San Francisco Giants third base coach Ron Wotus has stood on baseball’s grandest stages and provided Little League coaching clinics for 25 years. So, who better to turn to than “Wo” for perspective about Islanders Field, a newly minted showcase ballpark for amateur players?
When Islanders Field was rolled out in May 2019 as part of the master-planned River Islands community, Field Director Don Johns began presiding over a dream ballpark that many are comparing to Division I college or Double-A pro fields.
Likewise, Johns’ buddy Wotus has been enjoying the view as a regular visitor.
“It was a great idea and the facility certainly came out gorgeous. What a nice setting out there,” Wotus said in an interview on Jan 2.
Clearly, Islanders Field in a picturesque San Joaquin River Delta setting, taps into Wotus’ love of the game.
“I was just out there with Don at the Christmas party at River Islands,” Wotus said. “We went over and looked at the field again. He’s done a wonderful job with that facility; he’s very proud of it. For me it’s a well-needed facility in the community. Don’s been involved with amateur baseball his whole life and really knows that side of it.
“It’s kind of twofold: There’s not many stadiums that are available to hold events that have everything that this stadium has … The other side of it is it really is a nice centerpiece for that community to utilize not just for baseball but for other events as needed,” Wotus continued.
Johns, a Western Pa. native, has had a long friendship with Wotus, dating to Johns’ time as San Ramon Valley Little League President. Wotus and former pro players Erik Johnson and Joe Millette once ran coaching clinics for 20 Little Leagues. Wotus also once worked with Johns’ son, Matt, when Don, as a Dad Coach, had to step away at that age group.
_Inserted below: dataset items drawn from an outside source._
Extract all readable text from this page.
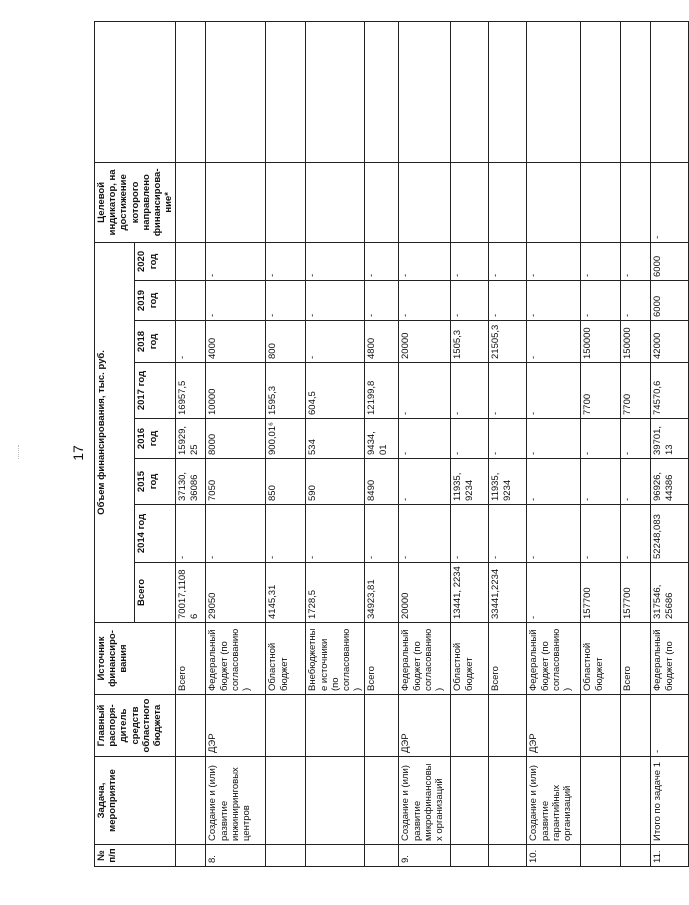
17
№ п/п	Задача, мероприятие	Главный распоря-дитель средств областного бюджета	Источник финансиро-вания	Объем финансирования, тыс. руб.								Целевой индикатор, на достижение которого направлено финансирова-ние*	
				Всего	2014 год	2015 год	2016 год	2017 год	2018 год	2019 год	2020 год		
			Всего	70017,11086	-	37130, 36086	15929, 25	16957,5	-				
8.	Создание и (или) развитие инжиниринговых центров	ДЭР	Федеральный бюджет (по согласованию)	29050	-	7050	8000	10000	4000	-	-		
			Областной бюджет	4145,31	-	850	900,01⁶	1595,3	800	-	-		
			Внебюджетные источники (по согласованию)	1728,5	-	590	534	604,5	-	-	-		
			Всего	34923,81	-	8490	9434, 01	12199,8	4800	-	-		
9.	Создание и (или) развитие микрофинансовых организаций	ДЭР	Федеральный бюджет (по согласованию)	20000	-	-	-	-	20000	-	-		
			Областной бюджет	13441, 2234	-	11935, 9234	-	-	1505,3	-	-		
			Всего	33441,2234	-	11935, 9234	-	-	21505,3	-	-		
10.	Создание и (или) развитие гарантийных организаций	ДЭР	Федеральный бюджет (по согласованию)	-	-	-	-	-	-	-	-		
			Областной бюджет	157700	-	-	-	7700	150000	-	-		
			Всего	157700	-	-	-	7700	150000	-	-		
11.	Итого по задаче 1	-	Федеральный бюджет (по	317546, 25686	52248,083	96926, 44386	39701, 13	74570,6	42000	6000	6000	-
“We have been personal friends starting after his playing days with the Pittsburgh Pirates, and watching him manage for the Giants at A, AA and AAA,” Johns said of Wotus, a Pirates’ 16thround pick in the 1979 Major League Baseball Draft.“I tell everyone that watching him manage a team you see how good he is with the players and with the aggressive strategy of the play.It is basic baseball, but his teams always executed the small part of the offensive game and could always play great defense.
“Keep in mind, he has coached with the S.F. Giants with three legends …Felipe Alou, Dusty Baker and Bruce Bochy and been the bench coach also and coaching 3rdbase. He’s been around Hall of Fame Giants legends like Willie Mays, Willie McCovey and of course Barry Bonds, to name a few.”
Consider Wotus a cherished friend of the River Islands community. After Johns introduced him at the Christmas party, the coaching legend said that what is being built at River Islands is more than houses, but a community with parks and recreation for everyone and people feeling like they belong somewhere special.
Johns simply couldn’t imagine not having Wotus connected to his baseball program.
“When I started working with Susan Dell’Osso at River Islands, KNBR was doing some marketing with Marty Lurie, so it was a natural to get Ron, “The Professor,” Wotus involved,” Johns said proudly. “He has been at the River Islands Christmas Party the past two years, wearing the championship ring and is such a great ambassador for the S.F. Giants, River Islands and Islanders Field.He loves to connect with people, they all want a picture with him with the ring, so it is a lot of fun for everyone.It is a family affair for me with my son-in-law Johnny Rodrigues, my son Matt, and Ron.”
At Islanders Field, something special is in the air. Johns’ showcase events feature top teenage players who finally have a place to showcase their skills close to home in front of college and pro scouts. The ballpark has filled a void in the NorCal baseball scene.
“A place like this that’s accessible, and Don coordinates all these events, it’s a gem to have out there at River Islands,” Wotus says.
Wotus, a native of Connecticut, has been in the East Bay for over 30 years, ever since he was managing for the Giants in the minor leagues. His wife, Laurie, is from Martinez. He has a deep connection with fans and baseball aficionados in the area.
“Whether it’s through longevity or through the success we’ve had as well or just the relationships, it’s special to me,” Wotus said of his local connections. “The Giants are special. I played two years as a Triple-A player for them, then I managed at the minor leagues. I’ve certainly known people for almost a lifetime here.
“Life is more important than your job and to be able to have special relationships with people in this organization and the fans and the community, it makes my life that much fuller to be able to do that in a place that I live. It’s hard to recreate that in professional sports,” he continued.
Wotus is gearing up for his 23rd season with the Giants, this time under new manager Gabe Kapler. He figures to provide invaluable experience on a new-look coaching staff.
“I’m looking forward to another year,” Wotus said. “Obviously we’ve had a lot of changes and I’m excited to get to know the new coaches and the manager, more and more.”
Soon, spring will arrive and offer a sense of renewal for Wotus and the Giants, as it always does. The same goes for the talented teens who will sharpen their skills at Islanders Field. It’s all for the love of the game.